Miranda tried a few key sequences on the back-end of the site, but the penises kept dancing, and the blood lettering kept sliding across the screen. Her heart pounded in her chest, and she wanted to throw up. This was not what they needed; not now. Not when Connor just approved her redesign. Not when she was finally doing the job she was hired to do.
“We need to get to the server,” she said. “Do you have access?”
“Yeah, but if we take it down from the server, we won’t be able to put up the site maintenance notice.”
“I’d rather have a dead screen than this,” she said and hoped Connor would agree. She waited while Ben accessed the main server. Once the server came up on Ben’s computer screen, she clicked into the system and unpublished everything.
The dancing penises and blood snapped off the screens around the bullpen. Only squares of white remained. At least the hack was over.
“Check the site on your smartphones and tablets,” she said, and everyone in the room began checking.
“Nothing.”
“All clear.”
“Thank God,” she mumbled under her breath as Connor walked into the bullpen.
“What the hell is going on?” he asked.
Ben walked Connor and Miranda through the last upload—a poll about the worst pool lounge on the Strip. The poll appeared to be fine.
“The thing is,” Miranda said, “what I saw on the screen wasn’t the old site. It was the new link structure with bits of the new front page layout. The headlines and other copy looked the same as the print version, but how did parts of the new layout get in there? We haven’t implemented anything yet.”
Connor sat at Ben’s desk and began scrolling through the mainframe code. The crease between his eyes deepened, and he frowned as
his hand scrolled the mouse. He made a notation on a pad of paper and kept scrolling.
“Start working on the site maintenance upload,” Miranda instructed Ben. “The rest of you have stories to write, interviews and events going on. We still have work to do even if the site is down.”
Relief shone on a few faces. Photographers and reporters gathered their things, producers began reading through drafts for the magazine and online edition. Phones rang through, and gradually the workers began talking. Miranda watched the transformation of the newsroom in fascination. Every person had a job, and each knew how to do it. They might not have a way of putting the next edition online, but they continued to work as though the system would be back any second. Connor typed a few coded lines onto a blank document and uploaded it to the server. The publishing jingle played softly from the computer, and then a yellow caution sign with the words Site Maintenance appeared on the computer.

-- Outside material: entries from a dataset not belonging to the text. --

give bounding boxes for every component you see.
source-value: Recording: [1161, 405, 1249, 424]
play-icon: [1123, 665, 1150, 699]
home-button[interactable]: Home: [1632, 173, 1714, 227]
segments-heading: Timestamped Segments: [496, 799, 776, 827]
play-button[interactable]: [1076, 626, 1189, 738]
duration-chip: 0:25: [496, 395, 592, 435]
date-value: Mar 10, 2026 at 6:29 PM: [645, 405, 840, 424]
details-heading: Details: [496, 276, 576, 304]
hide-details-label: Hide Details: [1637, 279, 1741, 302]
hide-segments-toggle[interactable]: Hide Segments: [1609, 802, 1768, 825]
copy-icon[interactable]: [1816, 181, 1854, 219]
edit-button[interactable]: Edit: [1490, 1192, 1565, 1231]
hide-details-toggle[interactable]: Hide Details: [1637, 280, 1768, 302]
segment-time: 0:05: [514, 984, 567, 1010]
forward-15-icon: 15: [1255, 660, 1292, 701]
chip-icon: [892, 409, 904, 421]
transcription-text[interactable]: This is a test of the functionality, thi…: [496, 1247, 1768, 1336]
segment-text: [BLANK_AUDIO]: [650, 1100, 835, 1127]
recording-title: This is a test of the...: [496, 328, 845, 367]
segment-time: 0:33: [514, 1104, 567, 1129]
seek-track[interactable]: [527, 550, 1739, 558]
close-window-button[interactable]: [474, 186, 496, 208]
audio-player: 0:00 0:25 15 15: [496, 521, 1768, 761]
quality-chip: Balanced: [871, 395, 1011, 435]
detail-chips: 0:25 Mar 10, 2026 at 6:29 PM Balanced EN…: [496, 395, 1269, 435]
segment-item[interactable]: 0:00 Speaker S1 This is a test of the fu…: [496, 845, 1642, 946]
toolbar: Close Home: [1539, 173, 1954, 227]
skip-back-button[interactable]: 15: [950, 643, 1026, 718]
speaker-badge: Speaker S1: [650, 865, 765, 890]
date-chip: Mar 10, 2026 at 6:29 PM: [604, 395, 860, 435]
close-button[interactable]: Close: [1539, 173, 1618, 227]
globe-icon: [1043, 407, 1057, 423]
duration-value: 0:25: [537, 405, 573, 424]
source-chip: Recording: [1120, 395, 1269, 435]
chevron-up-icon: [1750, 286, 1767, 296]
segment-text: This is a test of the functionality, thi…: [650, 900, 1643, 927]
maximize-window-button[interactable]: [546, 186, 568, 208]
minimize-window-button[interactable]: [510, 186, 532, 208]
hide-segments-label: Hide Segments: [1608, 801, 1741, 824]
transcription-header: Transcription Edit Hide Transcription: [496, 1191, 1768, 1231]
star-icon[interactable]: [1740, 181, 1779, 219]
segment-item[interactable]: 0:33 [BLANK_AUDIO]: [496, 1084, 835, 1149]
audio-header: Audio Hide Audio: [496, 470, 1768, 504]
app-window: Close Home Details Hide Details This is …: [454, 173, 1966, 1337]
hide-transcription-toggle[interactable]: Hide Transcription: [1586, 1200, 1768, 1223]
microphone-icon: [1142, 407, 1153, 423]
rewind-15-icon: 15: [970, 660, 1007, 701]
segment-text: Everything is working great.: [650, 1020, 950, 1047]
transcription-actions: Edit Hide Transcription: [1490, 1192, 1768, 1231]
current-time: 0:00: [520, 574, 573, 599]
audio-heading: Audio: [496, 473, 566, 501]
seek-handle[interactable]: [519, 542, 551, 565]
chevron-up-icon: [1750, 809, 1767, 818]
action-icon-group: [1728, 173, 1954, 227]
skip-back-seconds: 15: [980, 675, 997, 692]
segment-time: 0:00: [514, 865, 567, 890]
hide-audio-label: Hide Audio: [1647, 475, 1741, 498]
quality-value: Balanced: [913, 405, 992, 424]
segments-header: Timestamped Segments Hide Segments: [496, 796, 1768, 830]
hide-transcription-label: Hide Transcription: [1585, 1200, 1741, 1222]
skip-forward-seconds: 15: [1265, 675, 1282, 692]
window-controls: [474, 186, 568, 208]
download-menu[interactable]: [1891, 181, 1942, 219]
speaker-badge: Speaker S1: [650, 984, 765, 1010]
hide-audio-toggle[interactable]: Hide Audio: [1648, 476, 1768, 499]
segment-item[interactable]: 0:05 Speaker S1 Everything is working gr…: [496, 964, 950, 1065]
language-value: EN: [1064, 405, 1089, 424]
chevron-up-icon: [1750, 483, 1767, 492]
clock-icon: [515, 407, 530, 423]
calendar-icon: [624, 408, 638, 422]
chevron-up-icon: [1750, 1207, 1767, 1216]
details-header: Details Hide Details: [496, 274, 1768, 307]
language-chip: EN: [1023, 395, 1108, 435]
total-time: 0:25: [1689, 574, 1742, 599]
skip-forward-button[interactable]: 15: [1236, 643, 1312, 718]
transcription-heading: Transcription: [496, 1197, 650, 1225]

Connor refreshed a few other computers, but the sign didn’t grow a penis or a breast, and no fake blood appeared. Finally, Miranda’s heart began to slow. Connor gave Ben a few instructions and motioned Miranda to follow him. At the front desk, he asked the receptionist to hold all of his calls.
“You’re going to be dealing with angry advertisers most of the day, Ms. Vice President,” he said when they were alone in his office. “I want you to explain that we were hacked, and we are taking precautions to increase security.”
“Did you find the bad code?”
“Parts of it, and that’s a simple enough fix. The question is who put the code into the system in the first place.”
“Hackers hack, it could have been anyone from anywhere.”
He watched her for a long moment. “True. It could have been a teenager in China. Or it could have been someone in this office.”
Miranda’s heart stuttered. “You think one of your employees …?”
Connor folded his arms over his chest. “Someone in this office. Within these four walls,” he said, staring hard at her. “Someone who has a connection—a close connection—to a rival publication.”